The Spieker Aquatic Center pools are heating up.
The Bears are set to dive into their upcoming meet against UC San Diego. In a meet that follows UC Berkeley’s finals week, it is quite possible the Bears will add a silver lining to this tough week as they look to swim to victory Saturday, Dec. 18.
Cal’s women’s swim and dive season has been on a streak, so far. Beginning with the Queen of the Pool meet, the Bears have been chasing their prey and conquering their competition every step of the way.
The previous meet that put the Bears to the test was the Minnesota Invitational.

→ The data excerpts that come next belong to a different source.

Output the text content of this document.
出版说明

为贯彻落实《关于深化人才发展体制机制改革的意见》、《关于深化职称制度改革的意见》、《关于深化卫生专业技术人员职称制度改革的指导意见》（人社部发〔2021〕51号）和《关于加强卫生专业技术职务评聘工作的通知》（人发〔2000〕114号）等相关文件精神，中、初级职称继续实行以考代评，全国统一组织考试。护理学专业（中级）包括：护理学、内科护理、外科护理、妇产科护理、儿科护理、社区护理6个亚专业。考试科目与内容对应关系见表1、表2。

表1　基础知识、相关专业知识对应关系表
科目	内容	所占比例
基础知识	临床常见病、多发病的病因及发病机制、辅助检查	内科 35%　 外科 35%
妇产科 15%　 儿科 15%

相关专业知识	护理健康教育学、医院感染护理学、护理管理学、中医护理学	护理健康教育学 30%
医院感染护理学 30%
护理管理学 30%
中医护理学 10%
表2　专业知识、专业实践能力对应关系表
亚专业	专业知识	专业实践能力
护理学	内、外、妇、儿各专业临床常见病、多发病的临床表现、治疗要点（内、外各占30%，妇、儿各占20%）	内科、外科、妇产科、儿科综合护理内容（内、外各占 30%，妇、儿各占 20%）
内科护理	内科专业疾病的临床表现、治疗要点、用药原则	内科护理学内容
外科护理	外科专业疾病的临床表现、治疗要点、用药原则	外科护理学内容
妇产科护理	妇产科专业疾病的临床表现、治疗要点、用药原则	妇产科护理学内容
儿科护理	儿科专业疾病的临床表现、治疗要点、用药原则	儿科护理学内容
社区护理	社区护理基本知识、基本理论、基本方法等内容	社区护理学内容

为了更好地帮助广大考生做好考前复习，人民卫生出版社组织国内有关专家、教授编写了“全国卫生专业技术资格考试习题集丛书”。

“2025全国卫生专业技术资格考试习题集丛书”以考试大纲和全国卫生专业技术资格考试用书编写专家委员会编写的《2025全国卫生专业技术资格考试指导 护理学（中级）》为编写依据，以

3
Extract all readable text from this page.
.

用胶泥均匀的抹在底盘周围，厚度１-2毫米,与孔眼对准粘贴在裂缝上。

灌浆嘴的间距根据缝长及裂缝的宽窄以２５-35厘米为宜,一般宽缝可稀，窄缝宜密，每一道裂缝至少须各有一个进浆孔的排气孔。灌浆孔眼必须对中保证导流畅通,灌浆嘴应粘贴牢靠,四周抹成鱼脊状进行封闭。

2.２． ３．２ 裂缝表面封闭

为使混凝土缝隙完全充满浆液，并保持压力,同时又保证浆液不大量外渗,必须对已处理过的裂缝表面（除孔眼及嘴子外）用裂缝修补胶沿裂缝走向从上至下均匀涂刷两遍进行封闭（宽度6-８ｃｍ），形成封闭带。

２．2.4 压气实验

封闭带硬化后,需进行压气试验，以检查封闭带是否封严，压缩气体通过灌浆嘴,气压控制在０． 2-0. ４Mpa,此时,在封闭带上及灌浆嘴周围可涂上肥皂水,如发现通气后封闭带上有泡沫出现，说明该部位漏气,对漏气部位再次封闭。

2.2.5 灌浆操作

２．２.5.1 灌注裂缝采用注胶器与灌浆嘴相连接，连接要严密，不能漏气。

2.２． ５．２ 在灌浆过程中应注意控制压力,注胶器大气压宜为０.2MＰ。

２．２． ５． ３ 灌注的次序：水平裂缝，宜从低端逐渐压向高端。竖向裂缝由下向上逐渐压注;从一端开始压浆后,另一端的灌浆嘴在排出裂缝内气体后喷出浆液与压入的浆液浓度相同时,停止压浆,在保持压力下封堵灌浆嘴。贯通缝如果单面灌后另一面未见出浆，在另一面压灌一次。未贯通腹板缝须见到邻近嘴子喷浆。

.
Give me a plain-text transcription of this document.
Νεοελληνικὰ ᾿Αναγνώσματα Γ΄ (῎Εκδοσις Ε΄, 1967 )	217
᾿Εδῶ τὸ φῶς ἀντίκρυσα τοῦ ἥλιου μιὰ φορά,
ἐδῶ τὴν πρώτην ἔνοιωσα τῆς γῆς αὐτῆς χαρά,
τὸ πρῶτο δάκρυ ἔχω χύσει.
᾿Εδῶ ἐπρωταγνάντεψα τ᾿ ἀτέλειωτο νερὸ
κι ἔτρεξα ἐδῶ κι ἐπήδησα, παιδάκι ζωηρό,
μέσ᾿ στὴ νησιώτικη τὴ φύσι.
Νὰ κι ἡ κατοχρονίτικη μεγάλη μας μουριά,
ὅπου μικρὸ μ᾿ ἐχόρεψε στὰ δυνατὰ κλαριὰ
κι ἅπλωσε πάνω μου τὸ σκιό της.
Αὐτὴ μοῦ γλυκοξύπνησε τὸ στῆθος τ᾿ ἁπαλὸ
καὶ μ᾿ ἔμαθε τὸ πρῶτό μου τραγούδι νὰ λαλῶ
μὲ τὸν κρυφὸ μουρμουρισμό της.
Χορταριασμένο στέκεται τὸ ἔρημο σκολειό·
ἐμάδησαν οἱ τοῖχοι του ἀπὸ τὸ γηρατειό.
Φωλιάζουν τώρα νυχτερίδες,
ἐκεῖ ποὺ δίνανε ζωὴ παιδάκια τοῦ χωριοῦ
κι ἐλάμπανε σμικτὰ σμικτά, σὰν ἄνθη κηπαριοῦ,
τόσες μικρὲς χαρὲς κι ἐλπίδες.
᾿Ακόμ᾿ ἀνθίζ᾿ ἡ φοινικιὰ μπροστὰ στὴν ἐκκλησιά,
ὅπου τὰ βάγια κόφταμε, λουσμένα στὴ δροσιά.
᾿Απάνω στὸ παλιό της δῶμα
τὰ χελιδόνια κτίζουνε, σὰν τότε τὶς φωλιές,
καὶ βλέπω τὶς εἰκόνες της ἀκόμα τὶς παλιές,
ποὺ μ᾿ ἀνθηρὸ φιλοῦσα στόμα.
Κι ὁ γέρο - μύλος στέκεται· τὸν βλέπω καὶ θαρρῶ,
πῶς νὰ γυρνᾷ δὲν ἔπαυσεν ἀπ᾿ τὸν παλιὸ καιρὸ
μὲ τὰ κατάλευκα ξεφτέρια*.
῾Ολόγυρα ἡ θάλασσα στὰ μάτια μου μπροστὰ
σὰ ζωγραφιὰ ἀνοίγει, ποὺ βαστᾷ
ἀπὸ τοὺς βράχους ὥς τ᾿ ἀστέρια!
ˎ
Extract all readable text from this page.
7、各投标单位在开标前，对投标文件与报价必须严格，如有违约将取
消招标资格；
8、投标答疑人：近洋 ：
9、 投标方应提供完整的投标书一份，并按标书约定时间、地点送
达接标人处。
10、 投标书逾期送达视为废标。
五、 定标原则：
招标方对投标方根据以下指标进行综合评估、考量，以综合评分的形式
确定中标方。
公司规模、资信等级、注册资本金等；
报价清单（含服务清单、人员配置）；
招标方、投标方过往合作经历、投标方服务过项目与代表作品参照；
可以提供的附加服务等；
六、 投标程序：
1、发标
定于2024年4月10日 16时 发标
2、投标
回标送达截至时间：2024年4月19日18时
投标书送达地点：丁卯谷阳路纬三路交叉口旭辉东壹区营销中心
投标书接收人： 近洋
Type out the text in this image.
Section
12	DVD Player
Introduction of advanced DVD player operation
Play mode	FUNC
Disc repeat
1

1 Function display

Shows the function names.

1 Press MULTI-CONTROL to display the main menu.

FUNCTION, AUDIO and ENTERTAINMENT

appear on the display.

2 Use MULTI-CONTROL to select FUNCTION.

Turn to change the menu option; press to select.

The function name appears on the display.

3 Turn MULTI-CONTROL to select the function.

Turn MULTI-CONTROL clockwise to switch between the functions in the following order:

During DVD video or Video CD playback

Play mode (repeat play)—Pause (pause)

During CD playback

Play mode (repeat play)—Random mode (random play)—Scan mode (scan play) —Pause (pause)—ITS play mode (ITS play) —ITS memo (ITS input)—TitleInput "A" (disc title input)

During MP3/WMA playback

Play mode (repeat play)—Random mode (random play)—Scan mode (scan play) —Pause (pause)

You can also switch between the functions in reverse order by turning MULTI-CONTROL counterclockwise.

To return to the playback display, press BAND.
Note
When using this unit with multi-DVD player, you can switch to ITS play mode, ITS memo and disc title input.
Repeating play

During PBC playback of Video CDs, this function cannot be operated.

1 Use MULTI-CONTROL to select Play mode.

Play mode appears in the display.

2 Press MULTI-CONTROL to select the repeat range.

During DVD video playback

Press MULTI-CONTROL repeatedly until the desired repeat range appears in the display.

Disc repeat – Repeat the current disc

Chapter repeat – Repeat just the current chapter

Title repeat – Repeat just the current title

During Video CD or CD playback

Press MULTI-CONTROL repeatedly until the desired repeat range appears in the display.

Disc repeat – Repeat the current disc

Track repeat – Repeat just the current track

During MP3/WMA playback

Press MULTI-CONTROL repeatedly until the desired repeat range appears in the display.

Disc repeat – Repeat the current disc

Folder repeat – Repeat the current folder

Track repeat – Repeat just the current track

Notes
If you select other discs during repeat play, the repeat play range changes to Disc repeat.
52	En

Competing against six other schools, Cal was introduced to some of the top swimmers in the nation and got a sneak peak for what the NCAA championships had in store for the next semester.
Though the tides were challenging in Minnesota, the Bears conquered those hardships and are ready to hop back into the pool to race faster than ever before.
The key swimmers to keep an eye on during this race are senior Isabel Ivey, sophomore Isabelle Stadden and senior Alicia Wilson.
In the freezing waters of Minnesota, Ivey pulled off the unthinkable by securing first place in both the 200-yard individual medley and the 200 freestyle.
Ivey’s teammate, Stadden, also took initiative in winning the 200 backstroke with a time of 1:50.02. Stadden left Minnesota with a hometown victory, and is aiming to head back home with another win notched on her belt.
After three days of work in Minnesota, it seems as though Wilson was not about to leave the invitational without a trophy. In the 400 IM, Wilson secured first place for the second time (the first time occurring at the Minnesota Invite in 2019), creating a name for herself on a national stage and further developing her successful Cal swimming career.
“Overall we were very happy. We exceeded our team expectations,” said assistant head coach Dani Korman, especially pleased with Cal’s performance in Minnesota.
The Bears fought hard and used the meet as an opportunity to assess both their strengths and their weaknesses.
“We used the meet as a check-in to see where we are. It was an opportunity to race the best teams in the country,” Korman said.
After the largest meet of their season yet, the Bears are diving in the pool against one team.
For the Bears, this meet was taken as an opportunity to get another race under their belt. In the wake of a holiday break and a monthlong intermission until their next meet in January, Cal is looking to take advantage of every lap in the pool to improve and enhance its skills.
This weekend will also present a new challenge for the blue and gold . In many of the meets this season, there has been a large focus on sprints rather than long distance, but the Bears look forward to racing nontraditional events against UC San Diego. This includes going different distances and experimenting with new swimmers in new races.
The Bears have undoubtedly outdone themselves this season. With personal bests, national ranks and pool records coming out of nearly every race, the Bears are moving in a positive direction this season.
This weekend’s meet against UC San Diego will be another chance for the Bears to showcase their hard work and No. 5 ranking, though their speed and times this past season seem to speak for them well enough.